Son regard dériva vers le portrait de son père, accroché en bonne place au mur. L’expression sévère et inflexible du visage peint reflétait le poids qu’il portait désormais. Être à la tête de la famille était un héritage forgé dans le sang et le silence—un fardeau qui ne laissait aucune place au doute. Pourtant, le doute s’insinuait malgré lui lorsqu’il pensait à elle—à la manière dont elle refusait obstinément de jouer le rôle qu’il lui avait assigné. Une étincelle de quelque chose—de l’admiration peut-être—fusa au creux de sa frustration, mais il l’éteignit aussitôt.
Un grincement de charnières interrompit ses pensées. Renzo Bellini entra avec sa nonchalance habituelle, ajustant ses boutons de manchettes dorés d’un geste précis. Ses chaussures impeccablement cirées glissaient sans bruit sur le sol, mais Dante avait depuis longtemps appris à écouter le silence que Renzo traînait derrière lui comme une ombre complice.
« Tu as le regard d’un homme qui reconsidère ses choix, » remarqua Renzo en désignant d’un geste le verre dans la main de Dante. « Des problèmes conjugaux, déjà ? »
Dante posa le verre avec une précision délibérée, le tintement du cristal contre le bois accentuant la tension palpable. « Que veux-tu, Renzo ? »
Renzo esquissa un sourire moqueur, imperméable au ton sec de Dante. « Je voulais simplement m’assurer que tout va bien. Le cercle restreint s’agite un peu. Certains se demandent si ton… arrangement avec la fille Moreau est aussi stratégique que tu le prétends. Évidemment, je les ai rassurés en leur disant que tu gardes tout sous contrôle. »
La mâchoire de Dante se crispa. « Je n’ai besoin de personne pour rassurer qui que ce soit. »

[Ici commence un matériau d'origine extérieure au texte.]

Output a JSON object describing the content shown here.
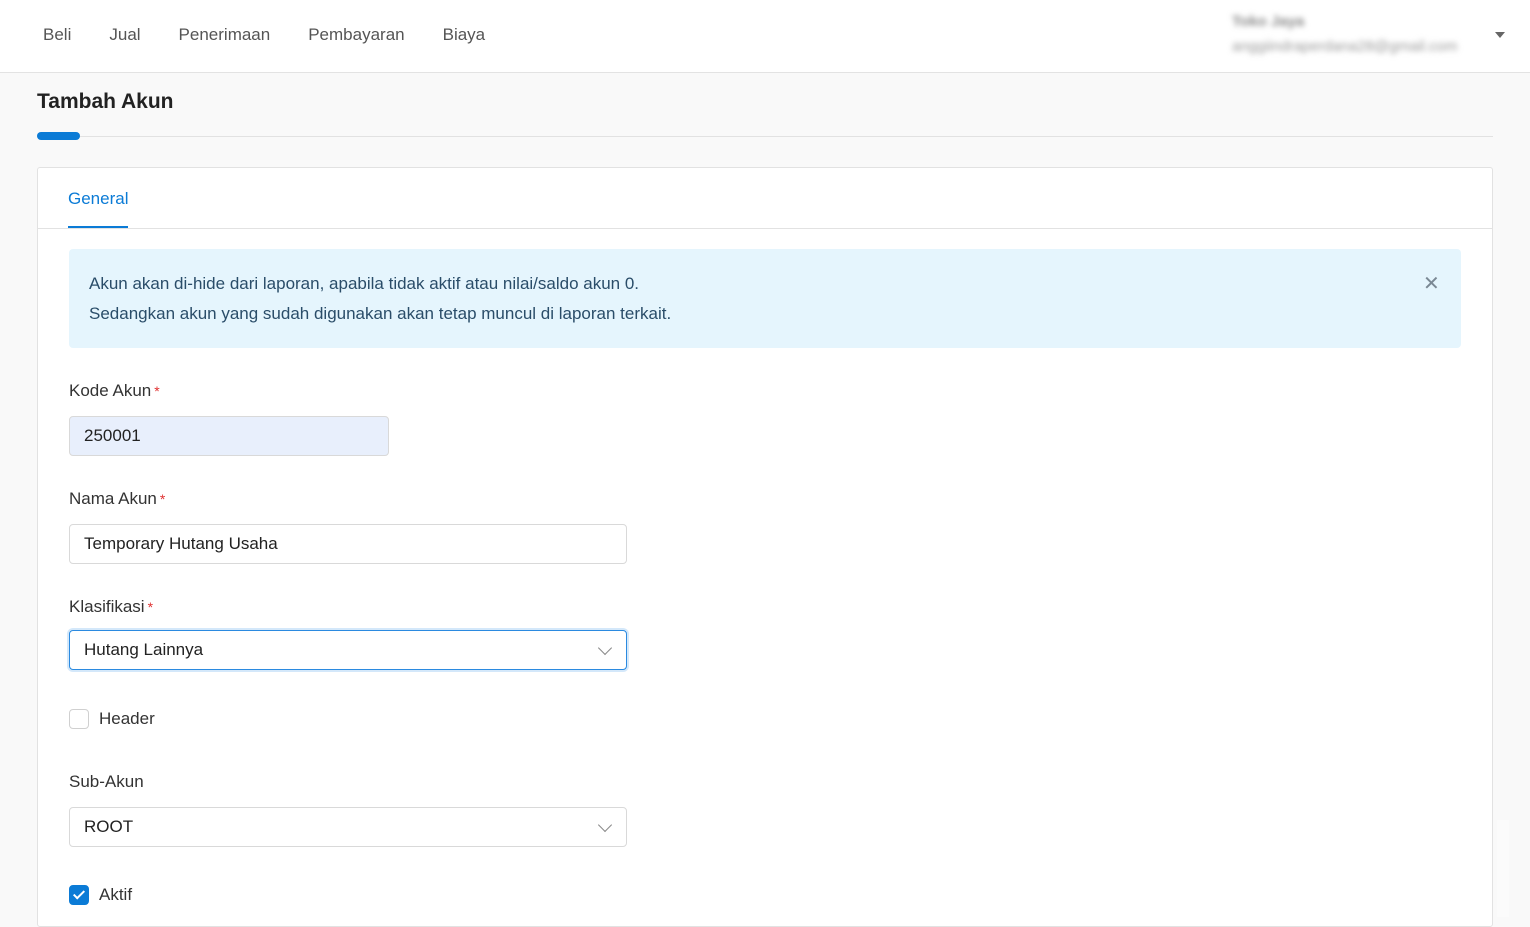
{
  "nav": {
    "items": [
      "Beli",
      "Jual",
      "Penerimaan",
      "Pembayaran",
      "Biaya"
    ]
  },
  "user": {
    "name": "Toko Jaya",
    "email": "anggiindraperdana28@gmail.com"
  },
  "page": {
    "title": "Tambah Akun"
  },
  "tabs": {
    "general": "General"
  },
  "alert": {
    "line1": "Akun akan di-hide dari laporan, apabila tidak aktif atau nilai/saldo akun 0.",
    "line2": "Sedangkan akun yang sudah digunakan akan tetap muncul di laporan terkait.",
    "close_icon": "close-icon"
  },
  "form": {
    "required_mark": "*",
    "kode_akun": {
      "label": "Kode Akun",
      "value": "250001"
    },
    "nama_akun": {
      "label": "Nama Akun",
      "value": "Temporary Hutang Usaha"
    },
    "klasifikasi": {
      "label": "Klasifikasi",
      "value": "Hutang Lainnya"
    },
    "header": {
      "label": "Header",
      "checked": false
    },
    "sub_akun": {
      "label": "Sub-Akun",
      "value": "ROOT"
    },
    "aktif": {
      "label": "Aktif",
      "checked": true
    }
  },
  "colors": {
    "accent": "#0b7bd6",
    "alert_bg": "#e5f5fd",
    "required": "#e03131"
  }
}
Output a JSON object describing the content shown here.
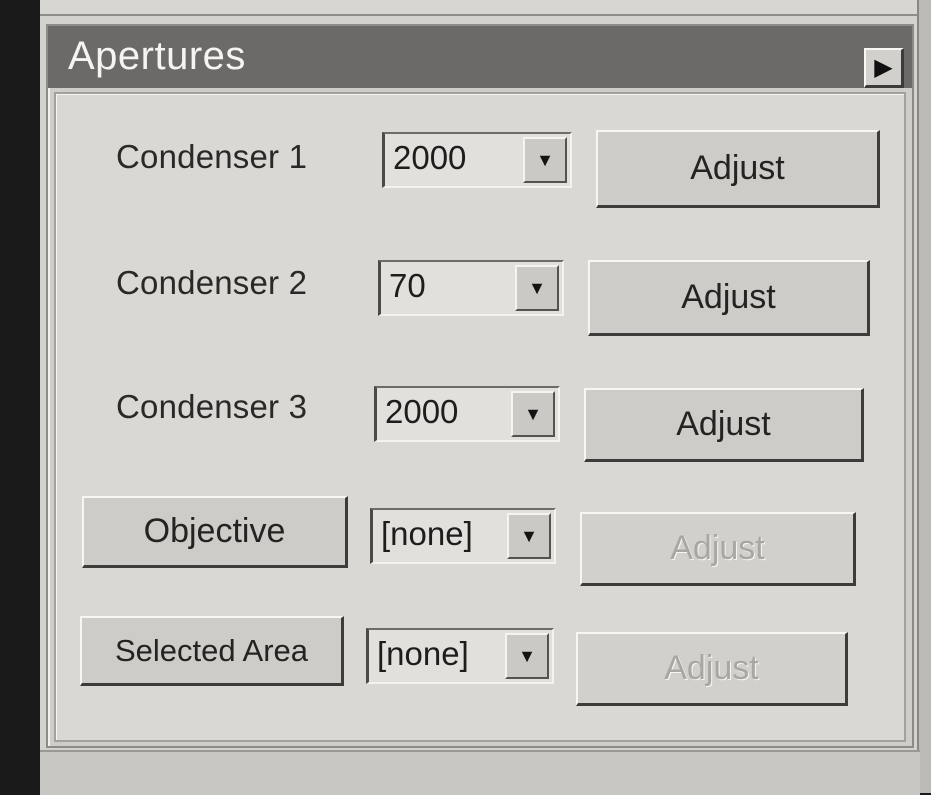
{
  "panel": {
    "title": "Apertures",
    "expand_icon": "triangle-right-icon"
  },
  "rows": [
    {
      "label": "Condenser 1",
      "value": "2000",
      "adjust_label": "Adjust",
      "adjust_enabled": true
    },
    {
      "label": "Condenser 2",
      "value": "70",
      "adjust_label": "Adjust",
      "adjust_enabled": true
    },
    {
      "label": "Condenser 3",
      "value": "2000",
      "adjust_label": "Adjust",
      "adjust_enabled": true
    },
    {
      "label": "Objective",
      "value": "[none]",
      "adjust_label": "Adjust",
      "adjust_enabled": false
    },
    {
      "label": "Selected Area",
      "value": "[none]",
      "adjust_label": "Adjust",
      "adjust_enabled": false
    }
  ],
  "colors": {
    "titlebar": "#6b6a69",
    "panel_bg": "#dad8d4",
    "disabled_text": "#a9a7a3"
  }
}
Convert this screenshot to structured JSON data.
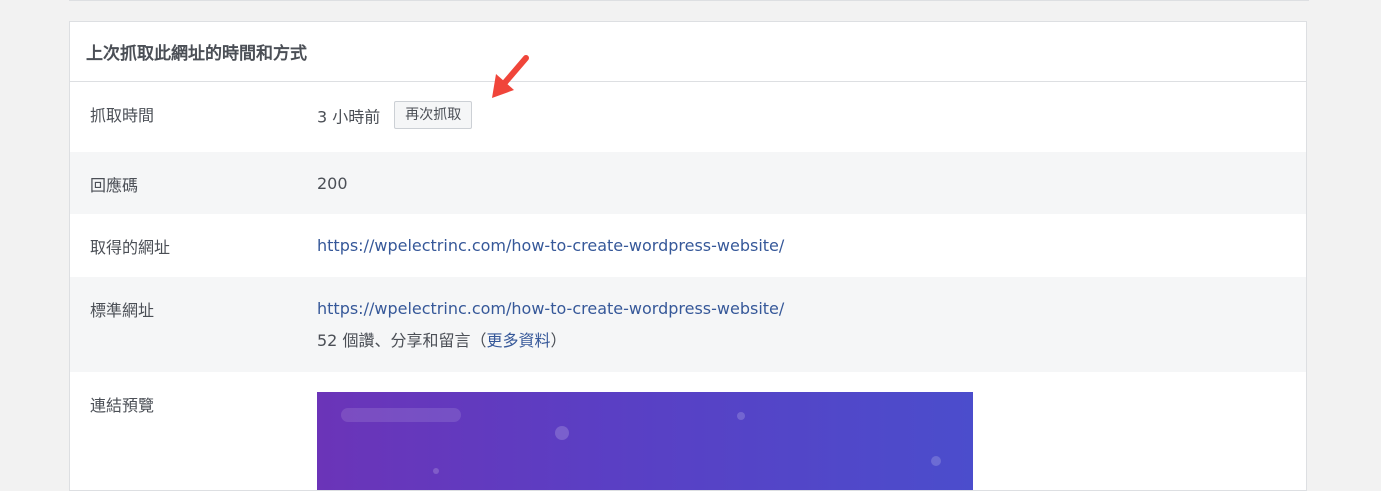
{
  "section_title": "上次抓取此網址的時間和方式",
  "rows": {
    "fetch_time": {
      "label": "抓取時間",
      "value": "3 小時前",
      "button": "再次抓取"
    },
    "response_code": {
      "label": "回應碼",
      "value": "200"
    },
    "fetched_url": {
      "label": "取得的網址",
      "value": "https://wpelectrinc.com/how-to-create-wordpress-website/"
    },
    "canonical_url": {
      "label": "標準網址",
      "value": "https://wpelectrinc.com/how-to-create-wordpress-website/",
      "engagement_prefix": "52 個讚、分享和留言（",
      "more_info": "更多資料",
      "engagement_suffix": "）"
    },
    "link_preview": {
      "label": "連結預覽"
    }
  },
  "colors": {
    "link": "#365899",
    "arrow": "#f0453a",
    "preview_start": "#6b34b8",
    "preview_end": "#4b4dcc"
  },
  "icons": {
    "annotation": "red-arrow-icon"
  }
}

Renzo leva les mains dans un geste de soumission feint, un sourire narquois accroché à ses lèvres. « Bien sûr que non. Tu es le patron. Mais le timing, Dante—il est délicat. La réputation des Moreau est loin d’être immaculée, et certains se demandent quels… bagages elle pourrait apporter. »
« Et toi ? » demanda Dante, sa voix basse et mesurée. « Que penses-tu de ses bagages ? »
Renzo sembla peser sa réponse, époussetant distraitement une poussière imaginaire sur son revers. « Je pense qu’elle est une femme magnifique avec un nom de famille dangereux. Cela fait d’elle soit un atout, soit une menace. Tout dépend de ce qu’on découvre. »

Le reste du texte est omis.